Come ti sei trovato a lavorare al Teatro dell’Opera di Vilniius in Lituania?
In realtà sono arrivato a Vilnius su invito dell’Accademia di danza, e ho tenuto lezioni in teatro. È un bellissimo edificio moderno costruito in epoca sovietica, e sia nel repertorio che nel modo di lavorare risente ancora della tipica impostazione di quel periodo, anche se la compagnia oggi è solo in parte autoctona, ed ospita anche danzatori provenienti da diversi paesi europei. In quel periodo stavano rimettendo in scena “Giselle” assente dal repertorio da un paio di stagioni, in una versione coreograficamente simile alla precedente, ma con nuovi costumi e scene. Rammento una grande efficienza organizzativa e un grande orgoglio nel lavorare senza sentirsi secondi a nessuno. Mantengo un bel ricordo e molti amici, con cui sono rimasto in contatto.

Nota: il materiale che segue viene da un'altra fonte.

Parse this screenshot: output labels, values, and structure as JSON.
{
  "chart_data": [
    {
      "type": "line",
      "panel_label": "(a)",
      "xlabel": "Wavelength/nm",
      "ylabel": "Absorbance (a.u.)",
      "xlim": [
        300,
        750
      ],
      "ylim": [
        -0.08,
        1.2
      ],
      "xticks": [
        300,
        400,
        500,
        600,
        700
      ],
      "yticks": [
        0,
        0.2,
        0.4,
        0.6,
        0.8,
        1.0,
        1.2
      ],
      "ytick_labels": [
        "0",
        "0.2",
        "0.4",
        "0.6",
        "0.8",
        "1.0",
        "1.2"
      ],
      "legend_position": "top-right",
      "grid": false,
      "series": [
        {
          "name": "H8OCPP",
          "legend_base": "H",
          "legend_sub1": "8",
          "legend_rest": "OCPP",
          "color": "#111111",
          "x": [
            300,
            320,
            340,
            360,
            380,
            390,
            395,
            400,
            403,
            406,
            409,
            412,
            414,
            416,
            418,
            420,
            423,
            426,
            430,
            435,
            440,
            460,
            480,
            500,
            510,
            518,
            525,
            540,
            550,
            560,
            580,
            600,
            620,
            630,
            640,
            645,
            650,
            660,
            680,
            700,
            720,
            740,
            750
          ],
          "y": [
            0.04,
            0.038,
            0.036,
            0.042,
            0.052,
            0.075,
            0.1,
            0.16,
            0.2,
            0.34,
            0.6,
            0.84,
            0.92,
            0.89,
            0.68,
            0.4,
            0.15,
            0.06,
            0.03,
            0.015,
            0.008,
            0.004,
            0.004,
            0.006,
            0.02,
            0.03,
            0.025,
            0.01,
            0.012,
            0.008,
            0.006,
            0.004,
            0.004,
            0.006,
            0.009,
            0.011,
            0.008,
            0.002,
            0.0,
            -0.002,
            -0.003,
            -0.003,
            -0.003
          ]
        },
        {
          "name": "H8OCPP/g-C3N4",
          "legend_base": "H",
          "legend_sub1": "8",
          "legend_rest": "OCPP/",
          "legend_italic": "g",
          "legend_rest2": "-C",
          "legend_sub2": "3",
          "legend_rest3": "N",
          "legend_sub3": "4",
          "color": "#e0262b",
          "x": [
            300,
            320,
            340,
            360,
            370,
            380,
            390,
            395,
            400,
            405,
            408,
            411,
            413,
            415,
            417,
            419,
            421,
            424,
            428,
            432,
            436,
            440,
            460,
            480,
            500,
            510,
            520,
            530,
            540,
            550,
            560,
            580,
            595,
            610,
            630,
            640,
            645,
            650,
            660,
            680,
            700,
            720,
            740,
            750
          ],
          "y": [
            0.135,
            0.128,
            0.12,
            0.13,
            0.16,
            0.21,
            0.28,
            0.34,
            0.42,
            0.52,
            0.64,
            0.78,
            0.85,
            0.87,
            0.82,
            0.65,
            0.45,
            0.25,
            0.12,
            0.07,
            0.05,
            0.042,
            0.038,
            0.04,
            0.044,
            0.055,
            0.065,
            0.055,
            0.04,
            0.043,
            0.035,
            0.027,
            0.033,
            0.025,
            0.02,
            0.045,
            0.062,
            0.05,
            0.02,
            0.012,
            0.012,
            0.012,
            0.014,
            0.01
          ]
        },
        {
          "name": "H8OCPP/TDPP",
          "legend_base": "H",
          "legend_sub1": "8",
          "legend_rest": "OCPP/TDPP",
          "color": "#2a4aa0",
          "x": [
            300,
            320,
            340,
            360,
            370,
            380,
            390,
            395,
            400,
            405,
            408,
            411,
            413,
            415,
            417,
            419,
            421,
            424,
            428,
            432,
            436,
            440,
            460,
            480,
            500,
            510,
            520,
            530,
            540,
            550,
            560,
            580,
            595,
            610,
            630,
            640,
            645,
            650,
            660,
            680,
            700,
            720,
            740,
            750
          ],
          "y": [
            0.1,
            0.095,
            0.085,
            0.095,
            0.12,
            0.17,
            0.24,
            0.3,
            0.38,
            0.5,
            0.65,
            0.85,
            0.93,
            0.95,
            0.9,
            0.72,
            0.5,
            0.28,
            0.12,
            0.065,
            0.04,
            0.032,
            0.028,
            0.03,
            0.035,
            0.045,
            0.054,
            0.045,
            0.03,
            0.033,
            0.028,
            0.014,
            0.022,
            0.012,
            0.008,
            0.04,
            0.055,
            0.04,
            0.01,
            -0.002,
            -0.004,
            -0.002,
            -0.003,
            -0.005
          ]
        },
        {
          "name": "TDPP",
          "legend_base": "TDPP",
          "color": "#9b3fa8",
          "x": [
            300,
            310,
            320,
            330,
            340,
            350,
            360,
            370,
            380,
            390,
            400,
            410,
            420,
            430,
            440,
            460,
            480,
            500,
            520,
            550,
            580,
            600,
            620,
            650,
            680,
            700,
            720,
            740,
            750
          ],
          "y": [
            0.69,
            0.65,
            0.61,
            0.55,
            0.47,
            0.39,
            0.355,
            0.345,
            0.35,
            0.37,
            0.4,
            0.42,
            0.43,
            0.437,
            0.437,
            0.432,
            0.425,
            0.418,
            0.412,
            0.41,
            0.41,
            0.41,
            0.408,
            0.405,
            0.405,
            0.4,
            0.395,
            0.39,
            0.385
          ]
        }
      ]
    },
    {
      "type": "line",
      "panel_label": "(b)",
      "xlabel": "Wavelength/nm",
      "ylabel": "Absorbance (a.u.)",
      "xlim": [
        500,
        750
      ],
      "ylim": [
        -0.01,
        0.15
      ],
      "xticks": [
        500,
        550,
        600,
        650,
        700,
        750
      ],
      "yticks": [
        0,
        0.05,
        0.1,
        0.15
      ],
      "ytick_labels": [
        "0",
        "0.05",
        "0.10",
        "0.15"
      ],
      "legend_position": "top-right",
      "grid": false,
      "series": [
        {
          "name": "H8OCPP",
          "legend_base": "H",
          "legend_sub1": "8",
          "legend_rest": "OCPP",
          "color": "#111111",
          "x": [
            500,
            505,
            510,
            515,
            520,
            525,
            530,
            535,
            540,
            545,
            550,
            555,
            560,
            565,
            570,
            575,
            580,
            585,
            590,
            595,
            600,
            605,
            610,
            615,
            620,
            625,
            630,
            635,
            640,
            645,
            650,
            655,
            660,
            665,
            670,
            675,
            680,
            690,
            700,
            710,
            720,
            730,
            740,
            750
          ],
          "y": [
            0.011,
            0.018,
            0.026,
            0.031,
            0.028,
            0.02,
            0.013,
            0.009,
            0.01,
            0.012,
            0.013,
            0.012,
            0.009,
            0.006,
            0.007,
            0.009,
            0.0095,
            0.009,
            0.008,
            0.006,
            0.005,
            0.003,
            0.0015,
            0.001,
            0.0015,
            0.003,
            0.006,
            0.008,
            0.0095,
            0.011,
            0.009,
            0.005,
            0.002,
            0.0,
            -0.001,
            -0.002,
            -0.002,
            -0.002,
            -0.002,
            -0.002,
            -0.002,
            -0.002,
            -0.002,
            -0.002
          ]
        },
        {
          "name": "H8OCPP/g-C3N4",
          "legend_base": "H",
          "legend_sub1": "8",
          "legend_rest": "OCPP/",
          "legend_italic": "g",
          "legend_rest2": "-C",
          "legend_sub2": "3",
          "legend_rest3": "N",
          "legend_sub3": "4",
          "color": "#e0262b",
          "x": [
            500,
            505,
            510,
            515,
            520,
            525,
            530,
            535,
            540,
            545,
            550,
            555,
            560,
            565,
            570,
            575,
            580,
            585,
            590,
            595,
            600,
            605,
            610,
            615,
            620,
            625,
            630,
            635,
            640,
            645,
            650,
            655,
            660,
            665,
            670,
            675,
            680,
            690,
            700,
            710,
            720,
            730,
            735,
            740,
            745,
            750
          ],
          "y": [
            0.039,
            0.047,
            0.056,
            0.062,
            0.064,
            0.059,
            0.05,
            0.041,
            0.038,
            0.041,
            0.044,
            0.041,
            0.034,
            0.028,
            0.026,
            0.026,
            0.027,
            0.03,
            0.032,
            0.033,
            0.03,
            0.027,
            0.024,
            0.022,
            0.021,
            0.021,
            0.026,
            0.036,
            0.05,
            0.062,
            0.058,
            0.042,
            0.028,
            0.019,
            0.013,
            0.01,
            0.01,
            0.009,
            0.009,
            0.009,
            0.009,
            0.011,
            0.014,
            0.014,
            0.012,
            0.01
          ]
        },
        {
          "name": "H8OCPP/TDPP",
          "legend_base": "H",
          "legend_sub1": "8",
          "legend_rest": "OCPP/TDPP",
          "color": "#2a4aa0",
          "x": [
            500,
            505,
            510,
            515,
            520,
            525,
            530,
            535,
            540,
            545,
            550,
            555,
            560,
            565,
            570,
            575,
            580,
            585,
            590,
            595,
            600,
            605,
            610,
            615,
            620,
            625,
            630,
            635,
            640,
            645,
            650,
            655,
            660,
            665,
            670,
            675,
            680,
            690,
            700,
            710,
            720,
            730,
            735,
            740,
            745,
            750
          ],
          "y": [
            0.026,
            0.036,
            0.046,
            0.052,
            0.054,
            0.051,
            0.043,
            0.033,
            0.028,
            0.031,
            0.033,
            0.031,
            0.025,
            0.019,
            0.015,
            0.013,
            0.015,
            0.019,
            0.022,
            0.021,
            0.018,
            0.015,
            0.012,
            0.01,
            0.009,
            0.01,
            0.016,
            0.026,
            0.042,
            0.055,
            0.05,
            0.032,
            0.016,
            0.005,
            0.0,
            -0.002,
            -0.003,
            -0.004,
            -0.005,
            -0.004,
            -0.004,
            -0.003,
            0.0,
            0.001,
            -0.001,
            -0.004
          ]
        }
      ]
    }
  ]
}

Mentre al “Kingsport Ballet” e alla “School of the Arts a Jacksonville” negli Stati Uniti d’America?
L’esperienza al Kingsport Ballet mi ha fatto scoprire un’America che non conoscevo. La vita della provincia è molto diversa da quella delle grandi città come New York e Chicago dove ero stato in passato. Ho curato le produzioni dei balletti “Les Sylphide”, “Paquita” e “Schiaccianoci”. La direttrice della compagnia e della scuola era un’anziana maestra russa che mi ha apprezzato proprio per la mia conoscenza approfondita dello stile russo. Infatti un problema delle compagnie americane è che arrivano ottime ballerine da diverse città che hanno studiato in scuole con metodi ed estetiche diverse, problema inesistente nelle compagnie dei teatri russi dove tutti i ballerini hanno ricevuto la stessa formazione. Quindi il mio compito era non solo di riprodurre le coreografie, ma soprattutto l’attenzione principale era rivolta all’ottenere dalle danzatrici del corpo di ballo lo stesso stile nelle braccia e nella plasticità delle pose. Inoltre insegnavo Classico, Repertorio e Passo a Due alle classi avanzate della scuola. Tanto lavoro e tante soddisfazioni. Sia i ballerini professionisti che gli studenti erano particolarmente motivati, lavoratori instancabili, affamati di apprendere e di crescere artisticamente. Questo atteggiamento alleviava le fatiche e mi dava sempre grandi stimoli e molte energie. I risultati raccolti sono stati di vedere in scena interpretazioni di ottimo livello, superiori alle aspettative. A Jacksonville sono stato invitato alla “School of the Arts”, un high school dove gli studenti ricevono una formazione multidisciplinare, dalla danza classica e moderna, dal canto allo studio di uno strumento musicale, e anche la recitazione. I ragazzi ricevevano una formazione ad ampio spettro, ma ovviamente nella danza classica il livello non era particolarmente eccezionale. Sono stato invitato a preparare una coreografia per il saggio di danza classica. Ho creato una simpatica coreografia su “Capriccio italiano” di Čajkovskij. La mia creazione ha avuto molto successo ed è stata replicata anche in altri eventi ai quali la scuola partecipa durante l’anno scolastico.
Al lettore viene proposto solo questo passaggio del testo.